What these supposed experts seem to forget, as Easterly points out, is that “today’s developed nations were free to experiment with their own pragmatic paths towards more government accountability and free markets.” Why should ‘developed’ countries now get to dictate how others are supposed to obtain this idealized state of development? Too many research projects are conducted every day all over Africa, but how the findings from those projects translate into public health or development projects is sometimes unclear. Why do experts continue to engage in public health research that is limited in its practical application in the field? And again, why should outsiders set the agenda for health programming by continuing to put money into disease specific programs? As pointed out in a recent article in The Financial Times by Brian Chituwo, Zambia’s minister of health about AIDS, “It takes so much money. We would like more for prevention. There’s no point giving a child drugs to treat HIV if they then drink infected water and die of cholera.” People are speaking up, but who is there to listen?
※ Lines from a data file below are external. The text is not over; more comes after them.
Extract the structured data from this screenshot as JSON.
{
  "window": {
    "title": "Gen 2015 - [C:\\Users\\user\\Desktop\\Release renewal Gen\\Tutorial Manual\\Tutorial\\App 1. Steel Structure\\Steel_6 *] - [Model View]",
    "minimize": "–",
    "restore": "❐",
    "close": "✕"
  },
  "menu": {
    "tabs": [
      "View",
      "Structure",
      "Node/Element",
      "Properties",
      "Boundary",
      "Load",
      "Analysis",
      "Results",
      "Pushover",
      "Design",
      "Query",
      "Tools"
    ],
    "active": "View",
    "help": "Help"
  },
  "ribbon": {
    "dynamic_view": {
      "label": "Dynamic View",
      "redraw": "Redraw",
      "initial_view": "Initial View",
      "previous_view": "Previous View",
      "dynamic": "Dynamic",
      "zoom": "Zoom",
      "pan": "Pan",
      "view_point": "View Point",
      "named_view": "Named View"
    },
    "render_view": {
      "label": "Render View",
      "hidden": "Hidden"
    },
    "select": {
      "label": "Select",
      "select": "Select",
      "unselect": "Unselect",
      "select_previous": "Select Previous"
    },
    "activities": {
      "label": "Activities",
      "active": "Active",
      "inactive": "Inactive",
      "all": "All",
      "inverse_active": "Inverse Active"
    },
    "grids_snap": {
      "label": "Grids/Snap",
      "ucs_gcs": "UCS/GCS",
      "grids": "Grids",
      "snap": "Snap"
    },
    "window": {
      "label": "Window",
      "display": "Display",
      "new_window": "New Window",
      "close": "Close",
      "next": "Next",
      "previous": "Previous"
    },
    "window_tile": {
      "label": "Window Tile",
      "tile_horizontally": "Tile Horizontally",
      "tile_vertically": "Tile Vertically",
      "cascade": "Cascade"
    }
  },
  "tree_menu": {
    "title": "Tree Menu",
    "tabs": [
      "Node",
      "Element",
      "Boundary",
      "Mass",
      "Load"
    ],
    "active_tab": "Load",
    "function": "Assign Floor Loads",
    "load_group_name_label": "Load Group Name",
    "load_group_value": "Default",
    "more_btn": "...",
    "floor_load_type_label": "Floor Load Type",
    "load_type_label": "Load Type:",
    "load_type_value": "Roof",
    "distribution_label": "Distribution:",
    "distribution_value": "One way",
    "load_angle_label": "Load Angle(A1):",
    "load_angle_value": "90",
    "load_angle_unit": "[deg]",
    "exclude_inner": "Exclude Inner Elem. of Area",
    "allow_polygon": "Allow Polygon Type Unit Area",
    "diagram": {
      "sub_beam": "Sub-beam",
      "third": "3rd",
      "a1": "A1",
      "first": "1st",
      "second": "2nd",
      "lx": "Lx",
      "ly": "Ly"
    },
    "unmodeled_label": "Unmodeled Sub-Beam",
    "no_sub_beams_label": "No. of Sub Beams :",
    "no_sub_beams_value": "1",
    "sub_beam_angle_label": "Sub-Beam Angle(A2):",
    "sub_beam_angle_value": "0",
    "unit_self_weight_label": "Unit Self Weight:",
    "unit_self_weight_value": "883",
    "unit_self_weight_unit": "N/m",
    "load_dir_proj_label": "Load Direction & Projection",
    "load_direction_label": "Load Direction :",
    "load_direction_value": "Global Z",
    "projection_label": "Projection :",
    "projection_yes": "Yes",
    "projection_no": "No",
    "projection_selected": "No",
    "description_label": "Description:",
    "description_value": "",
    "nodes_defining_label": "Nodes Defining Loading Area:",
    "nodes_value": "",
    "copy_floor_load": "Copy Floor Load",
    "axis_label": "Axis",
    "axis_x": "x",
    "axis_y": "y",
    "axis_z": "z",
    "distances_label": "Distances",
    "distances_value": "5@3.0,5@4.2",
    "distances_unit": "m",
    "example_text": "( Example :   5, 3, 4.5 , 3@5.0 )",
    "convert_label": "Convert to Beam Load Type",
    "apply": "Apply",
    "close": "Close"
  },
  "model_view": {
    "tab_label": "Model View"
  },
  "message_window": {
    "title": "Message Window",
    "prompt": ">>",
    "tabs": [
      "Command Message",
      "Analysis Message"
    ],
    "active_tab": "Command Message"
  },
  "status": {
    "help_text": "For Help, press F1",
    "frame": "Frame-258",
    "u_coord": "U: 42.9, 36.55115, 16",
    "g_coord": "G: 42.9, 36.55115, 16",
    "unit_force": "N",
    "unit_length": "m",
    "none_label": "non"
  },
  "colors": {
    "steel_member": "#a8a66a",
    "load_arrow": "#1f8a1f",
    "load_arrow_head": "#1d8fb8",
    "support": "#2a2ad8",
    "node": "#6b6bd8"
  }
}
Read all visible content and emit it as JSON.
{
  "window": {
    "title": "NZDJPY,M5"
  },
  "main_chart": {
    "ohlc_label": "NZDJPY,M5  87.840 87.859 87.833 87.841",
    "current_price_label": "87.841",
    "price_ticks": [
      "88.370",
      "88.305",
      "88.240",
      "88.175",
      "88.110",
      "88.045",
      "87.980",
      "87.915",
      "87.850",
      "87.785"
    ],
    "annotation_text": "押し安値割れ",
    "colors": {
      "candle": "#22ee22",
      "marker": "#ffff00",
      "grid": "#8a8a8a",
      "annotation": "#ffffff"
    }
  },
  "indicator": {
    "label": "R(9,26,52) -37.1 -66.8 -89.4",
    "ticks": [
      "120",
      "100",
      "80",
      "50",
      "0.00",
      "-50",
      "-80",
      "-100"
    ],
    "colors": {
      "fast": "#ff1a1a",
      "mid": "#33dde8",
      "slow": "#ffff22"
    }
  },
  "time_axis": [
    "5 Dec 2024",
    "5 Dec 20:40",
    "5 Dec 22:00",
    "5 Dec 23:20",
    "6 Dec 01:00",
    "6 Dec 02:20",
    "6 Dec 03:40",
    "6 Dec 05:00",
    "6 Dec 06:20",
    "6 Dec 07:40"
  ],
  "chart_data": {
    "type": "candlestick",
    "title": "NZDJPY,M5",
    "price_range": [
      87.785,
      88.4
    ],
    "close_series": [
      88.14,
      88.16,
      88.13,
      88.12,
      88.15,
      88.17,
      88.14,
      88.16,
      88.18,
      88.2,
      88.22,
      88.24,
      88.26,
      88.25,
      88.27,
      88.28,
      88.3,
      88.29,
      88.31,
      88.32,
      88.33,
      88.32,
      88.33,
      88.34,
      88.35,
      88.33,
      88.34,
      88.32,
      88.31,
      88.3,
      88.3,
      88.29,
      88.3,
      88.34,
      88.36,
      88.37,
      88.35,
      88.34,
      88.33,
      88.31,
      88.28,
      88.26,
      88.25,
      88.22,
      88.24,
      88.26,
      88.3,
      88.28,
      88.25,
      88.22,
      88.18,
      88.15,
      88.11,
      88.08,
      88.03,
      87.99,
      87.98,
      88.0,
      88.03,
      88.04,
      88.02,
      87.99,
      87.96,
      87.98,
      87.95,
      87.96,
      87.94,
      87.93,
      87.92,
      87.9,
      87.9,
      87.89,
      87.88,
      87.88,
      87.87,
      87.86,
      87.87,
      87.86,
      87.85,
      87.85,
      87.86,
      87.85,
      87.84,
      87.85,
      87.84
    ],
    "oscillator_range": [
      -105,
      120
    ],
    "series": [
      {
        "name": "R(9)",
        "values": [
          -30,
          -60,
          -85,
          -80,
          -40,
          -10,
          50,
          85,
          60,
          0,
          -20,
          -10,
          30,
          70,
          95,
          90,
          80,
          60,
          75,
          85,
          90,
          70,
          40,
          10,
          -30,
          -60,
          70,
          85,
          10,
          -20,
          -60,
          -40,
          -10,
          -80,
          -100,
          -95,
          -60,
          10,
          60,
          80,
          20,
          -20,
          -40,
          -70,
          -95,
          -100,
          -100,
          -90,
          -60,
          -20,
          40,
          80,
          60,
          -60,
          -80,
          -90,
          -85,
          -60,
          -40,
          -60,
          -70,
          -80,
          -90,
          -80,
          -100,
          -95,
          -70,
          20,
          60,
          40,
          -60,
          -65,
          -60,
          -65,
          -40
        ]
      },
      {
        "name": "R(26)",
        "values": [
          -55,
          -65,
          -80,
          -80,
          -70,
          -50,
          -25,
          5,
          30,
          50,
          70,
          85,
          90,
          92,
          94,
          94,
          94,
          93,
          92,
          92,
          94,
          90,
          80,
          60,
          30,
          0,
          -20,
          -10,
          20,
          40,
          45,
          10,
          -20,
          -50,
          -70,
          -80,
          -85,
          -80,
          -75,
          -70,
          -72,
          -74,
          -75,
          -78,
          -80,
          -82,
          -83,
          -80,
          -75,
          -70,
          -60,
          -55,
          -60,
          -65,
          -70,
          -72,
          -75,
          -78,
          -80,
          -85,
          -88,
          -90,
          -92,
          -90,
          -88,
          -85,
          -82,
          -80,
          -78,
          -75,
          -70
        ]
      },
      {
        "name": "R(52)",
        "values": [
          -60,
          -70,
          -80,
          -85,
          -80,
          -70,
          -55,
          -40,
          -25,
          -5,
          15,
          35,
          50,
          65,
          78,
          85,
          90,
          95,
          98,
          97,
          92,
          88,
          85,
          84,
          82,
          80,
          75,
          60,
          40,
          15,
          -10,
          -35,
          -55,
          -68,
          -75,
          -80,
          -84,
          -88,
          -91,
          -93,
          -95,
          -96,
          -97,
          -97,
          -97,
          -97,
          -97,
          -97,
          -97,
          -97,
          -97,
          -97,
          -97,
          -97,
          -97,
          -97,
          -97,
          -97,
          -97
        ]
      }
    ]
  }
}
So all of this ultimately leads me to the question posed in the title: are health and development projects implemented to help us achieve some goal or to really assist countries in reaching their full potential?

As a side note, it just so happens that this article was given to me at the same time I was reading another article in Global Public Health, entitled The Social Determinants of Health, and the book Bowling Alone: The Collapse and Revival of American Community (the main focus is on the concept of social capital, which refers to the “connections among individuals – social networks and the norms of reciprocity and trustworthiness that arise from them.”).